Sunday, October 9, 2011

New York Film Festival: The Kid with a Bike

New York Film Festival: The Kid With A Bike explores adolescent estrangement

Chicago—Winner of the Grand Jury Prize at this year's Cannes Film Festival, The Kid with a Bike is a poignant dramatic film written and directed by Belgian brothers Jean-
Pierre and Luc Dardenne. A joint production of companies in Belgium, France and Italy, it can truly be called, on a small scale, at least, an international production. In many ways, its message is also international and universal.

The Kid with a Bike tells the story of Cyril, an 11-year-old boy who is left in a home for homeless children. His father tells him that the move will be temporary, but, the time approaches for Cyril to go home, it becomes abundantly clear to him that he is abandoned.

The film begins as Cyril makes his violent escape from the children’s home, biting and clawing his way past the counselors and paramedical staff and then finally using deception and guile to make his way to freedom. Once out, he sets upon his father’s trail.

Cyril’s personality and behavior are a dichotomy. On the surface, Cyril is troubled youth with the flashpoint of a dripping tank of petrol (a petrol station plays a pivotal role in the plot late in the film). When he goes back to the dingy housing project apartment where he and his father lived, he finds it abandoned, his father having disappeared more than a month previous. Not only is the apartment emptied of all possessions and his father flown the coop, his precious bicycle is also missing. It is at that point that the elements of the movie begin to kick in. As he is exits from the apartment feeling dejected, he is met by Samantha, the local hairdresser who tells him that she has purchased his bike from the father of a boy who had bought it from his father.

Cyril doesn’t believe her for a minute, asserting that the bike was stolen and sets out to exact revenge against the young thief and recover his bike.

He locates the suspected henchman and his young cronies on the local playground. Here, we get to meet the other side of Cyril’s split personality. He becomes a raging banshee, a vicious hyena who corners his prey around the watering hole in the Serengeti and attacks with fury. Needless to say, Cyril gets his bike back and rides off in a wave of retribution.

The curious thing about Cyril is that once he’s back on the scent of his father’s trail, he becomes centered and focused. He doggedly pursues him with intensity and deliberateness to the fury equal he displayed against the supposed bike thieves. Along his tracking mission of his father, he is directed to a local gas station where he sees a sign posted that, indeed, confirms that his father advertised and sold, not only all of his worldly possessions, but his precious bike as well. It is a crushing moment.

Miraculously, and with the help and support of his newfound Guardian Angel Samantha, he finds his estranged father, toiling away with his new wife or girlfriend as a cook in her small restaurant in a distant town. Not surprisingly, the father rejects him, this time to his face. Cyril is destroyed and attempts to disfigure himself on the solemn ride home.

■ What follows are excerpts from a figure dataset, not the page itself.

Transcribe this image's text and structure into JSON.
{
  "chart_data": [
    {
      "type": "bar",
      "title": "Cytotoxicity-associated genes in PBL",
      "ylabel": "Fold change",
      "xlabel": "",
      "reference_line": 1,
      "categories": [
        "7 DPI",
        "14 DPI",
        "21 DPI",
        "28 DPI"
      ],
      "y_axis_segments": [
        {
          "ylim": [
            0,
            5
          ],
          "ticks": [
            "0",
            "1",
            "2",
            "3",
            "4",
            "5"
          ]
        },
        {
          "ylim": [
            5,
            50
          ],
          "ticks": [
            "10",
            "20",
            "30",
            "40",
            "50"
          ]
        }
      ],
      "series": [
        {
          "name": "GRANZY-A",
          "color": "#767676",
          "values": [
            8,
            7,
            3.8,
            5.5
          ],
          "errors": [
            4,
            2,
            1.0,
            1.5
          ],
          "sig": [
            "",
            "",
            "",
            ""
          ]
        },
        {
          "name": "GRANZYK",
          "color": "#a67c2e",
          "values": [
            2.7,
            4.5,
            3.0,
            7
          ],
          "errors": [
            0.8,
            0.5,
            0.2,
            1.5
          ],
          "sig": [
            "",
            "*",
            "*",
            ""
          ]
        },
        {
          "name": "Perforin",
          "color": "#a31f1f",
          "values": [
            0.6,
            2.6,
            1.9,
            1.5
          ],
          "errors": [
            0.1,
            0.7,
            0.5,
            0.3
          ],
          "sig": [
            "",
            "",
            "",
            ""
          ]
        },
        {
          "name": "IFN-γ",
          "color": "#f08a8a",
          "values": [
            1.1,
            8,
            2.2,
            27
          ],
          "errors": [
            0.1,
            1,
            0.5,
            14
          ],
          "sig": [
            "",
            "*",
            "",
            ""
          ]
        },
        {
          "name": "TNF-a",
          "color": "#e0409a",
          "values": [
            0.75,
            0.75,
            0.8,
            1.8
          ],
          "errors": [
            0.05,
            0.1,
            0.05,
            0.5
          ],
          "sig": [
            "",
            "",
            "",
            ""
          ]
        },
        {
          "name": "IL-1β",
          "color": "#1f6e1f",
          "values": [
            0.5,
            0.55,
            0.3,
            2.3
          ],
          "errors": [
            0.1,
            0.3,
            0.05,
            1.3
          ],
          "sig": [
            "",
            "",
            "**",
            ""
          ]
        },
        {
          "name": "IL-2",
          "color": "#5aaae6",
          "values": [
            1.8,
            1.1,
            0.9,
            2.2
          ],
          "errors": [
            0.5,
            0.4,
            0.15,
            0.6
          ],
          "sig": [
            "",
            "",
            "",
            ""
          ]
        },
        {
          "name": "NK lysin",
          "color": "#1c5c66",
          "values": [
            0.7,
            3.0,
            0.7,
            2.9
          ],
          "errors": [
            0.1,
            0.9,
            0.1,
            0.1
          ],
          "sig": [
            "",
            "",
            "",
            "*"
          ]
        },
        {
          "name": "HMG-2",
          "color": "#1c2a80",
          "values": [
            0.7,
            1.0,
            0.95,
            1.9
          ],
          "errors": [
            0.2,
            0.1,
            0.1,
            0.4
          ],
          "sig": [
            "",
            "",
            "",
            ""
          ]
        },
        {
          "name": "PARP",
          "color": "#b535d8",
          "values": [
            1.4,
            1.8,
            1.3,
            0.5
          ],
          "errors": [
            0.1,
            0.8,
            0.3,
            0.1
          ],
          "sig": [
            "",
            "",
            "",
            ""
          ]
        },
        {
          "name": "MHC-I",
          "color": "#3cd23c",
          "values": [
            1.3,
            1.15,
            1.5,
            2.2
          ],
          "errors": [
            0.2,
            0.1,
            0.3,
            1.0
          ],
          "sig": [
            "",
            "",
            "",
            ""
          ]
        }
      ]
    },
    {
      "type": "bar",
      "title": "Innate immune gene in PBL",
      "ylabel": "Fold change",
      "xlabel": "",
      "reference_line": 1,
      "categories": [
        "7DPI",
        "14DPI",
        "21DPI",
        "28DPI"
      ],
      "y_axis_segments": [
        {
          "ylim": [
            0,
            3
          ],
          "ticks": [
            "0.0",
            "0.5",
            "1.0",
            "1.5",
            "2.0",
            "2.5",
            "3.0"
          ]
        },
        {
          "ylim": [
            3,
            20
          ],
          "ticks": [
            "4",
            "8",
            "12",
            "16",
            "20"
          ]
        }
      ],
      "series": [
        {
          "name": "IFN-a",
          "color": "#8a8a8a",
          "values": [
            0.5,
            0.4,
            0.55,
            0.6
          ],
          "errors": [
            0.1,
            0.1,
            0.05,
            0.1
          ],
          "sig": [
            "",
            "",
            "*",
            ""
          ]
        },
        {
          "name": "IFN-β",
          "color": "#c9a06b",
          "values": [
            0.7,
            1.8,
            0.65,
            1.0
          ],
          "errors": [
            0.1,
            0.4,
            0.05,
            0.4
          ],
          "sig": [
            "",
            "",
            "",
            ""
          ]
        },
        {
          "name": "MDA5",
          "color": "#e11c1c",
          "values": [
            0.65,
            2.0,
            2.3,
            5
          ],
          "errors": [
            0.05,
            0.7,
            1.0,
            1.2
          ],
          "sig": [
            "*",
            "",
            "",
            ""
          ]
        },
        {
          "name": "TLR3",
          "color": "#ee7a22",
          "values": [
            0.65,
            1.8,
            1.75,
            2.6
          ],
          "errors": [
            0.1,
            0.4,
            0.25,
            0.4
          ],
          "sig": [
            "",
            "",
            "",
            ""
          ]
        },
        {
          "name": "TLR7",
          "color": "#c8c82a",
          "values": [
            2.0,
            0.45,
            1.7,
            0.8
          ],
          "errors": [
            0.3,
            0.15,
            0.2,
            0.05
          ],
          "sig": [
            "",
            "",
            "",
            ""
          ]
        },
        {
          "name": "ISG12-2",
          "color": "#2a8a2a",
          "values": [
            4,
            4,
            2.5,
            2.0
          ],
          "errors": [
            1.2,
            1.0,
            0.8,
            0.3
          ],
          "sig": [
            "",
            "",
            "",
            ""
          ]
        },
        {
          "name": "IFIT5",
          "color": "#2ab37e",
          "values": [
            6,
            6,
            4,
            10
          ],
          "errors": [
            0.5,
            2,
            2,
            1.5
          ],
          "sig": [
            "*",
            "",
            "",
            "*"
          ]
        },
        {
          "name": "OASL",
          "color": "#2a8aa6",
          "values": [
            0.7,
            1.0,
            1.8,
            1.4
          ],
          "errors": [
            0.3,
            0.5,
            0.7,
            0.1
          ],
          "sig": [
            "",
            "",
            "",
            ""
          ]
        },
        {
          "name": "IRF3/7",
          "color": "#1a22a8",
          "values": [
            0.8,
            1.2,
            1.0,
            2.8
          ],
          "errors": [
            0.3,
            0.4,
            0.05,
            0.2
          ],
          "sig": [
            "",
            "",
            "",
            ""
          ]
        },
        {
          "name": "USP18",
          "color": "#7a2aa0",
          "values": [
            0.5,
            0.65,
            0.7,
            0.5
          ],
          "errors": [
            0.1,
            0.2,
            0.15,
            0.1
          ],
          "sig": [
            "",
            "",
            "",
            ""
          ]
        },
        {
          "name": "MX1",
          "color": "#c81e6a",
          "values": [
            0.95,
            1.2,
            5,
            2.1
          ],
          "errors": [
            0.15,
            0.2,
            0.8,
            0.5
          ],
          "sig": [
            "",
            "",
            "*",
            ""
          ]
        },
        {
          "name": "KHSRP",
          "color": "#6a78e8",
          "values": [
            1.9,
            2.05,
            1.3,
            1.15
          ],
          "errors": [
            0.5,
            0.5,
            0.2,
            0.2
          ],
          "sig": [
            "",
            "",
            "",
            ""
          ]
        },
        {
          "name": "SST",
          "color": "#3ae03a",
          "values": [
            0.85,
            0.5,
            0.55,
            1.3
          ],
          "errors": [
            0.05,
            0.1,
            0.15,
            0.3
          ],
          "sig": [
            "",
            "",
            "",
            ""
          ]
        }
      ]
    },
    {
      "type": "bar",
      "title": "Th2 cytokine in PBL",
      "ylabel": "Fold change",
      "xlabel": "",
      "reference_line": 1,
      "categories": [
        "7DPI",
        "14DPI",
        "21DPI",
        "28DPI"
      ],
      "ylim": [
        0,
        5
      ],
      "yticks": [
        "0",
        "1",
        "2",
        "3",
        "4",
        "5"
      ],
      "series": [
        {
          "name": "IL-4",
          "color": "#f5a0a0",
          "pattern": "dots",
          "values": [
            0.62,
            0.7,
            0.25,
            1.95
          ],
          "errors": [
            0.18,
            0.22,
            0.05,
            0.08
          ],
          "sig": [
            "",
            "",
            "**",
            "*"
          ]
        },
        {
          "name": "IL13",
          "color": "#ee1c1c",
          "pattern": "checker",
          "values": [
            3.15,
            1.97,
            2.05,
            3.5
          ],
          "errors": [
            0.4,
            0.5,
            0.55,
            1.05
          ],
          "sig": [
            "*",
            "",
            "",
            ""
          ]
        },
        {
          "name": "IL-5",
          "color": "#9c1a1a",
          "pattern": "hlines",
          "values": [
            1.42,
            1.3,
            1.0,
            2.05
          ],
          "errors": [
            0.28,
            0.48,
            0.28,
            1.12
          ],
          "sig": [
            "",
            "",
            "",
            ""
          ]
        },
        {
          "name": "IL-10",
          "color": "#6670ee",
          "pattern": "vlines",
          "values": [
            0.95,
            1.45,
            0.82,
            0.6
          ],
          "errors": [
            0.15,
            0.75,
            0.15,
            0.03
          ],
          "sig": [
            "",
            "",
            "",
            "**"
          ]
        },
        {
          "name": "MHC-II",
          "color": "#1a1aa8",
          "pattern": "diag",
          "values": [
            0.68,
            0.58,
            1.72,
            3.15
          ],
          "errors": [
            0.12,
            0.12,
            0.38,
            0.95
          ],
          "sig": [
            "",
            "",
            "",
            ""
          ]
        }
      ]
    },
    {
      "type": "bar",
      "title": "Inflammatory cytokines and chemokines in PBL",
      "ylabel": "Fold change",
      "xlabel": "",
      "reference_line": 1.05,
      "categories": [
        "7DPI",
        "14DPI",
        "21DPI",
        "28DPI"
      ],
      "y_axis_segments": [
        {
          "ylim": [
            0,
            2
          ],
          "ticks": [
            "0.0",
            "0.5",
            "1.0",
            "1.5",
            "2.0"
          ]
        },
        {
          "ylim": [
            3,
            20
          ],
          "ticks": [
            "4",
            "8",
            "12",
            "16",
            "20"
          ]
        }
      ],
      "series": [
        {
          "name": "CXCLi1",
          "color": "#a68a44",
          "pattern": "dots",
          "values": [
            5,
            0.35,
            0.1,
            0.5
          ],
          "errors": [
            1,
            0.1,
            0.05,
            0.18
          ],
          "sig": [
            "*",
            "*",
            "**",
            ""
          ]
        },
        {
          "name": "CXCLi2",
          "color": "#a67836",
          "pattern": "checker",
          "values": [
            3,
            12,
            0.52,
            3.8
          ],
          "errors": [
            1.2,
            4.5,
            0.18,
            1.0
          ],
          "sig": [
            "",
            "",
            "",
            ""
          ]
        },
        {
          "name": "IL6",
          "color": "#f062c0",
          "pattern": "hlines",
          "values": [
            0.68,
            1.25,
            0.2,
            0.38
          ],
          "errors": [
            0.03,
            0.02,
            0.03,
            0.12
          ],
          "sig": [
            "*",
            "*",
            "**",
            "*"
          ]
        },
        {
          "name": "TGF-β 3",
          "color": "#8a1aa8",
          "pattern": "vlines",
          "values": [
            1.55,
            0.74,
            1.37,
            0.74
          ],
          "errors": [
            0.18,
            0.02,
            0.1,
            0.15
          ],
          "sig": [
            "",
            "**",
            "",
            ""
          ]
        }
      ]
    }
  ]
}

This was a difficult film to watch because it raises some very tough questions about displaced and abandoned youth, particularly those who have been rejected by their fathers. It took a European film to bring home with thundering clarity the truth behind the issue of all these fatherless boys running around the ghettos of America, seeking a sense of belonging and mentoring in the street gangs and creating father figures and heroes out of the gang leaders and drug dealers that terrorize our streets. Transport the story of Cyril four thousand miles to the streets of Chicago’s south side and substitute the two-bit teenaged thug who recruits Cyril into his gang for Rev. John Fry and Jeff Fort and his Blackstone and later P Stone Nation and then take it back about eighty or so years to the streets of Berlin and Adolf Hitler and his Youth Brigades and their older siblings, the SS. But, I digress.

A thug named West (Egon Di Mateo-an enigmatic young actor with a smoldering undercurrent) trains him like a ninja in the art of thievery. Instead of creating sensei, he is developing monsters that use violence to rob and steal to pay tribute to their newfound evil Zen master.

The movie particularly hit home with me personally. I was about the same impressionable age, as Cyril when my parents divorced and my father outright disowned me to my face, in much the same manner experienced by young Cyril. Just like Cyril, my father cast me aside at a time when I needed him the most. Fortunately for me, I had loving grandparents to guide me and a love of sports and music that absorbed my attention and served as vehicles to absorb my hurt and anger.

Cyril’s journey is not without its obvious pitfalls. Somehow, his determination, and his precious bike, become vehicles to his salvation.

The Dardenne brothers have presented a beautifully crafted film that deserves recognition. You should go see it.

The Kid with a Bike is also a Special Presentation at the 47th Chicago International Film Festival.